За что, бормочет. И дьяк покачивает головой: этим бы сахаром монастырь кормить. А Тихон в спину ей: а чтоб сладко было! – Что-то не в духе ты. Полежишь? Я схожу принесу поесть что-нибудь. Что б ты хотела? – Да. Сходи. Что-нибудь.
У него лицо из тех, которые ты так любишь. От которых эта слабость в сердце. И не выразить, не назвать. Знаешь, дни такие бывают, не то чтоб погожие, чуть в дымке, тихие, тополиные, они как бы здесь и не здесь уже, застенчивая бесконечность… всего. Когда мир невесом, как во сне, и свет пуховый. Когда время, зажмурясь, вобрало свои коготки. И ты не теплее солнца и не холодней земли. И есть только дальние дали, перетекающие друг в друга, одна из которых – ты.
Теперь таких лиц почти не осталось. Дни случаются, хоть и редко. А лиц нет. Ты должна увидеть его. Чайханщик, его палатка здесь, на развилке, минут десять ходьбы. Дрова, очаг в нише, печет лепешки.

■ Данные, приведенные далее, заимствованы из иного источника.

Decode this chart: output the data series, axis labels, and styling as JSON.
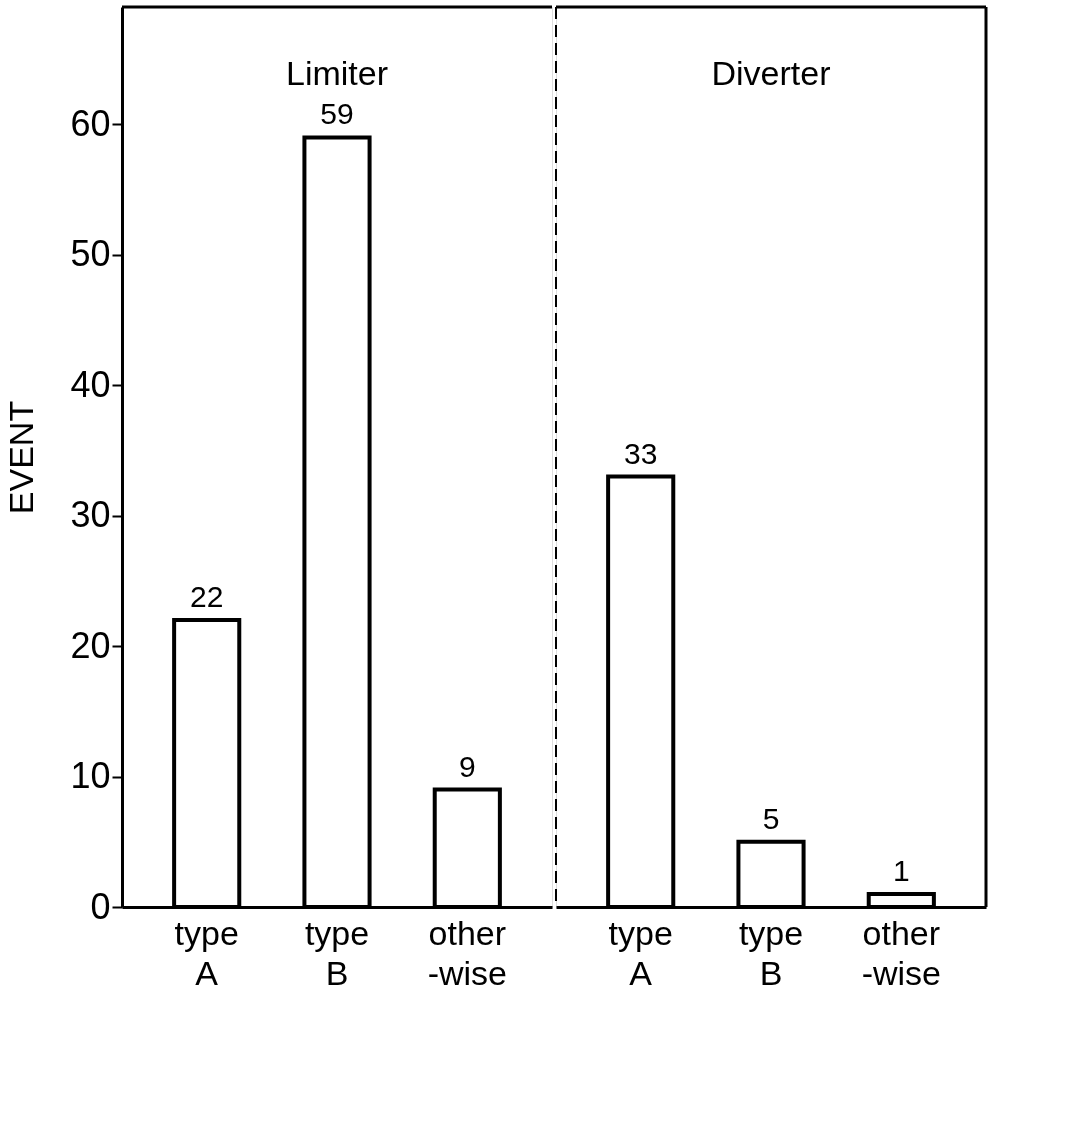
{
  "chart_data": [
    {
      "type": "bar",
      "title": "Limiter",
      "ylabel": "EVENT",
      "categories": [
        "type A",
        "type B",
        "other -wise"
      ],
      "values": [
        22,
        59,
        9
      ],
      "color": "#ffffff",
      "ylim": [
        0,
        69
      ],
      "yticks": [
        0,
        10,
        20,
        30,
        40,
        50,
        60
      ],
      "data_labels": true,
      "grid": false
    },
    {
      "type": "bar",
      "title": "Diverter",
      "categories": [
        "type A",
        "type B",
        "other -wise"
      ],
      "values": [
        33,
        5,
        1
      ],
      "color": "#ffffff",
      "ylim": [
        0,
        69
      ],
      "yticks": [
        0,
        10,
        20,
        30,
        40,
        50,
        60
      ],
      "data_labels": true,
      "grid": false,
      "tick_labels": "x"
    }
  ]
}
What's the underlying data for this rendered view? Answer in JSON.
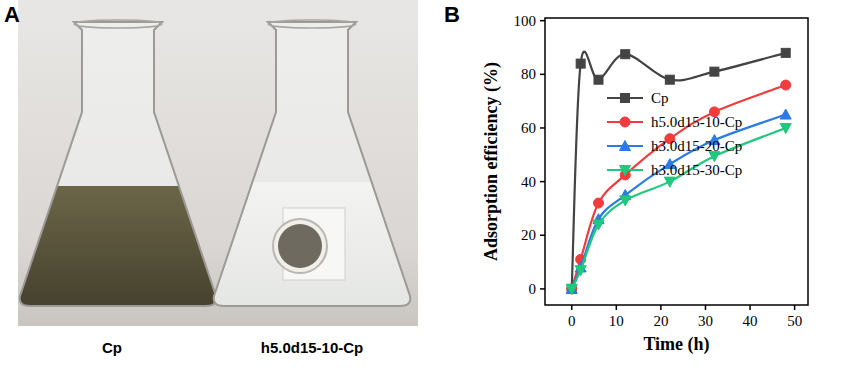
{
  "panel_labels": [
    "A",
    "B"
  ],
  "photo_captions": [
    "Cp",
    "h5.0d15-10-Cp"
  ],
  "chart_data": {
    "type": "line",
    "x_label": "Time (h)",
    "y_label": "Adsorption efficiency (%)",
    "x": [
      0,
      2,
      6,
      12,
      22,
      32,
      48
    ],
    "series": [
      {
        "name": "Cp",
        "color": "#444444",
        "marker": "square",
        "line_style": "smooth",
        "values": [
          0,
          84,
          78,
          87.5,
          78,
          81,
          88
        ]
      },
      {
        "name": "h5.0d15-10-Cp",
        "color": "#f03c3c",
        "marker": "circle",
        "line_style": "smooth",
        "values": [
          0,
          11,
          32,
          42.5,
          56,
          66,
          76
        ]
      },
      {
        "name": "h3.0d15-20-Cp",
        "color": "#2b7be4",
        "marker": "triangle-up",
        "line_style": "smooth",
        "values": [
          0,
          8,
          26,
          35,
          46.5,
          55.5,
          65
        ]
      },
      {
        "name": "h3.0d15-30-Cp",
        "color": "#1fc87c",
        "marker": "triangle-down",
        "line_style": "smooth",
        "values": [
          0,
          7,
          24,
          33,
          40,
          49.5,
          60
        ]
      }
    ],
    "xlim": [
      -6,
      53
    ],
    "ylim": [
      -6,
      101
    ],
    "xticks": [
      0,
      10,
      20,
      30,
      40,
      50
    ],
    "yticks": [
      0,
      20,
      40,
      60,
      80,
      100
    ],
    "grid": false,
    "legend": "right"
  }
}
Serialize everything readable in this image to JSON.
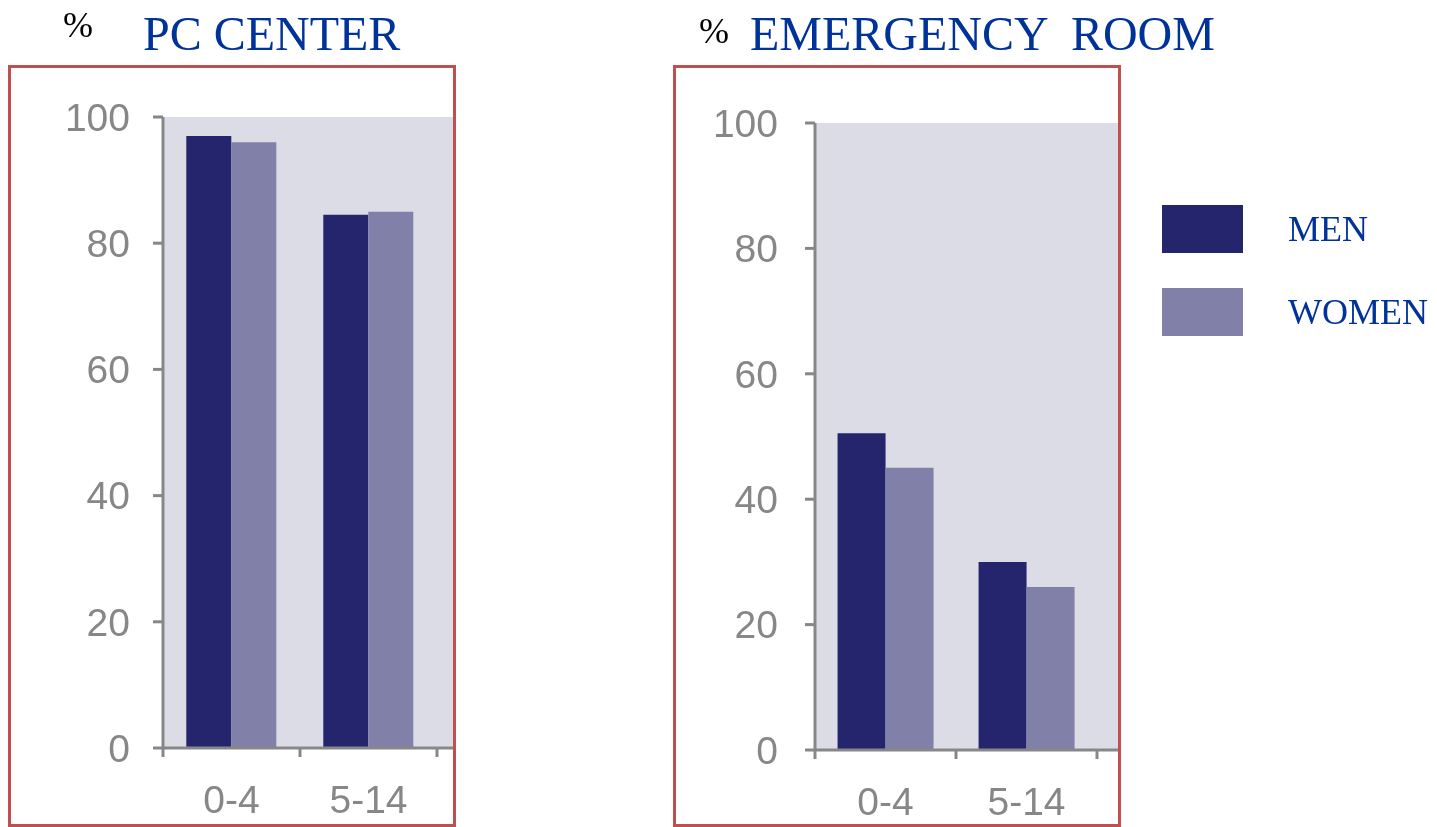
{
  "chart_data": [
    {
      "type": "bar",
      "title": "PC CENTER",
      "ylabel": "%",
      "categories": [
        "0-4",
        "5-14"
      ],
      "series": [
        {
          "color": "#25256e",
          "values": [
            97,
            84.5
          ]
        },
        {
          "color": "#8080a8",
          "values": [
            96,
            85
          ]
        }
      ],
      "ylim": [
        0,
        100
      ],
      "yticks": [
        0,
        20,
        40,
        60,
        80,
        100
      ]
    },
    {
      "type": "bar",
      "title": "EMERGENCY  ROOM",
      "ylabel": "%",
      "categories": [
        "0-4",
        "5-14"
      ],
      "series": [
        {
          "name": "MEN",
          "color": "#25256e",
          "values": [
            50.5,
            30
          ]
        },
        {
          "name": "WOMEN",
          "color": "#8080a8",
          "values": [
            45,
            26
          ]
        }
      ],
      "ylim": [
        0,
        100
      ],
      "yticks": [
        0,
        20,
        40,
        60,
        80,
        100
      ],
      "legend": "right"
    }
  ]
}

Строгость в лице, но за ней ничего, кроме света, тихого, нежного света. И доброты безысходной. Сидел и смотрел. Только нужно чуть в сторону, и тогда его видишь. И он так смотрел. Ухом, шеей, рукой.
Когда наливал в эти полиэтиленовые кулечки чай с молоком и перевязывал их ниткой. Вот эти, еще горячие. Катушка висит у него над прилавком, он тянет не глядя, привычным жестом. Голос тихий.
Будто не говорит, слушает, чуть опустив голову. Слышит, кто ты. Но кто бы ты ни был, кажется, можешь к нему прийти и остаться – на дни, годы, на этом ветхом диванчике в дальнем углу за очагом, две-три молчаливые фразы в день, а больше и слов у тебя нет. Да и не нужно.
Странное чувство. Он ведь индус, местный, и ничем от других не отличен. Смугл, строен, лет под семьдесят. Разве что волосы коротко стриженные, седые. Но отличие кажется биологическим, другая природа.
Как между растениями и животными, детьми и взрослыми. Глаза его, если взгляд чуть в сторону отвести, кажутся светло-серыми. Хотя, как у всех здесь, темно-карие. И кожа намного светлей. Что-то от альбиноса в нем, в этом сумраке… – Да, я вижу его. Как дождь стихает, долго-долго, как письмо из дома… Ну что там Хина? Еще танцует? – Нет, вышел, ее уже не было, узор замело… – Попоил бы чаем, купил ей что-нибудь. – Я и хотел, как вдруг – старуха… -
Какая старуха? Та, из часовни? – Стоит, в меня смотрит, головой водит. Один глаз под стеклом, в другом пламя всверкивает. Всё, спи.
– Нет уж, теперь опиши. Челюсть крокодила опиши, язык колибри, крылья стрекоз… в каком там рву, не помнишь? Миланском? Очки опиши. Были на ней очки? – Да, янтарные, телескопические. Смотрит, волосы мои пересчитывает. – А ты стоишь в этой нелепой позе, полупривстав, в одной руке кулек чая, в другой лепешка. Сядь. – Сел.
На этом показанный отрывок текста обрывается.